Siemens Home Connect üzerinden cihaza özel yeni yıkama ve kurutma programları indirebiliyorsunuz. Mevsimsel ihtiyaçlar, moda olan yeni kumaş türleri, spor kıyafetlerin gelişmesi… Ne değişirse değişsin, makineniz hep güncel kalıyor. 

Tıpkı telefonunuza uygulama güncellemesi indirir gibi çamaşır ve kurutma makineniz de güncellemelerle değişen yaşam tarzınıza ayak uyduruyor. 
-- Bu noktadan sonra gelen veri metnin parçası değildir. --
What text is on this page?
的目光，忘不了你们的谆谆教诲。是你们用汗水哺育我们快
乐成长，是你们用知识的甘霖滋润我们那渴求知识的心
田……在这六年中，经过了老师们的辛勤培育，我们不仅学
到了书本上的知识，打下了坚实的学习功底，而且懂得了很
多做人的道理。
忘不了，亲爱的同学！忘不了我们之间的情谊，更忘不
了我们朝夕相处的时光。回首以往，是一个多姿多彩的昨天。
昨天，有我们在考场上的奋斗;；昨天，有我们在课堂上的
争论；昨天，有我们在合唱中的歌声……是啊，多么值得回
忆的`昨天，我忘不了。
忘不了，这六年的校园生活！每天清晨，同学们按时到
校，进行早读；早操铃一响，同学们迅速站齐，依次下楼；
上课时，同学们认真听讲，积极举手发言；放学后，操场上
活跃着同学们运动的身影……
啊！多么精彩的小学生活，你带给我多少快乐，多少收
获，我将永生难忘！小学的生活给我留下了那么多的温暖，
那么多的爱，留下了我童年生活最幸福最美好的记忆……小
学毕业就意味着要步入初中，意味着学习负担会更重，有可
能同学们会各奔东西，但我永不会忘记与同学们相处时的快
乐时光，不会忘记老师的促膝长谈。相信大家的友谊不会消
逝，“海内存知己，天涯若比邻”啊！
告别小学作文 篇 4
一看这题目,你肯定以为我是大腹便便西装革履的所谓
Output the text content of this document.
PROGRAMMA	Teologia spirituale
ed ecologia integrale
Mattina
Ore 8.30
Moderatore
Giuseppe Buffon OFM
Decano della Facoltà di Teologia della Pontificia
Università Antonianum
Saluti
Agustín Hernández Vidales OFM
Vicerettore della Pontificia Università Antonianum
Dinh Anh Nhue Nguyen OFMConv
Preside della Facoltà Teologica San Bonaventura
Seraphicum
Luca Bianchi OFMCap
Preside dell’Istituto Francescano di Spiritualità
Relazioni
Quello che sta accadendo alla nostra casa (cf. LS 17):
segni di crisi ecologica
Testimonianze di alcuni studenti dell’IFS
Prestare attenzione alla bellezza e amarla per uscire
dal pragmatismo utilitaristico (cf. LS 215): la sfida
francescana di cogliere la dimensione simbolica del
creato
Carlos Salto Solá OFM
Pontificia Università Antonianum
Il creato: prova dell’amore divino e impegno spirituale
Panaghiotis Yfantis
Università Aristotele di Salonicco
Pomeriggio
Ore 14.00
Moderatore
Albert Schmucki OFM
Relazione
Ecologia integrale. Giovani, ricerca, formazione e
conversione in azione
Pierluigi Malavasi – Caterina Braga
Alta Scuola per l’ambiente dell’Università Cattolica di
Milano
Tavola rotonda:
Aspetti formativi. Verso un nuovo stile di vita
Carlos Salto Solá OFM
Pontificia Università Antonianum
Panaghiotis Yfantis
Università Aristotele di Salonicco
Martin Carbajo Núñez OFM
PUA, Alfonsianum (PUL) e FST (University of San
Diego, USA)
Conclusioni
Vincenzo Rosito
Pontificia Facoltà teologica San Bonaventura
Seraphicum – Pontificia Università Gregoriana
Akıllı deterjan yönetimi: i-Dos ile her yıkamada doğru ölçü 

Makineyi tamamen doldurunca veya tek parça kıyafeti makineye attığınızda ne kadar deterjan koyacağınızı bilemiyor olabilirsiniz. İşte tam bu noktada i-Dos Deterjan Tarama teknolojisi devreye giriyor. Siemens Home Connect üzerinden şişelerin barkodunu okutup su sertliği ve deterjan yoğunluğunu makineye iletiyor, i-Dos ise her yıkamada doğru miktarı otomatik olarak ayarlıyor. Üstelik Siemens Home Connect uygulaması, deterjan seviyesini takip ederek deterjanınız tükenmeden önce size haber veriyor. Tek yapmanız gereken uygulamayı telefonunuza yüklemek ve çamaşır makinenizi uygulamaya bağlamak. 

stainRemoval teknolojisi: Zorlu lekelerle inatlaşmayı unutun 

Çay, yağ, makyaj, çikolata lekeleri… Gün içinde fark etmeden üzerinize bulaşan lekeler artık kâbus olmaktan çıkıyor. Siemens iQ500 çamaşır makinesi ile stainRemoval teknolojisi devreye giriyor. Tek bir dokunuşla çay, yağ, kozmetik veya günlük hayatta karşılaştığınız diğer zor lekeler için özel programları aktif edebilirsiniz. 

Siemens Home Connect uygulaması sayesinde daha fazla leke türünü ve bunlar için geliştirilmiş özel programları keşfetmek de mümkün. Yani sadece “lekeyi çıkar” demekle kalmıyor, sizin için en doğru yıkama programını da otomatik olarak öneriyor. Böylece hem lekelerle uğraşmak zorunda kalmıyor hem de giysilerinizin ömrünü koruyorsunuz. 

Artık çocuğunuza yemek yedirirken dökülen yemek lekeleri, kahve kazaları ya da mutfakta sıçrayan yağ lekeleri sizi endişelendirmiyor. stainRemoval, günlük hayatın getirdiği küçük sürprizlere karşı en güvenilir yardımcınız oluyor. 

Siemens iQ500 çamaşır ve kurutma makineleri, artık sadece kıyafetlerinizi temizleyen makineler değil; size zaman, konfor ve güven veren akıllı iş ortaklarınızdır. Ütüye harcadığınız vakti kendinize ayırın, lekelerle uğraşmayı unutun ve teknolojinin yaşam alanınıza uyumunun keyfini yaşayın.

*Bu yazı Siemens’in katkılarıyla hazırlanmıştır.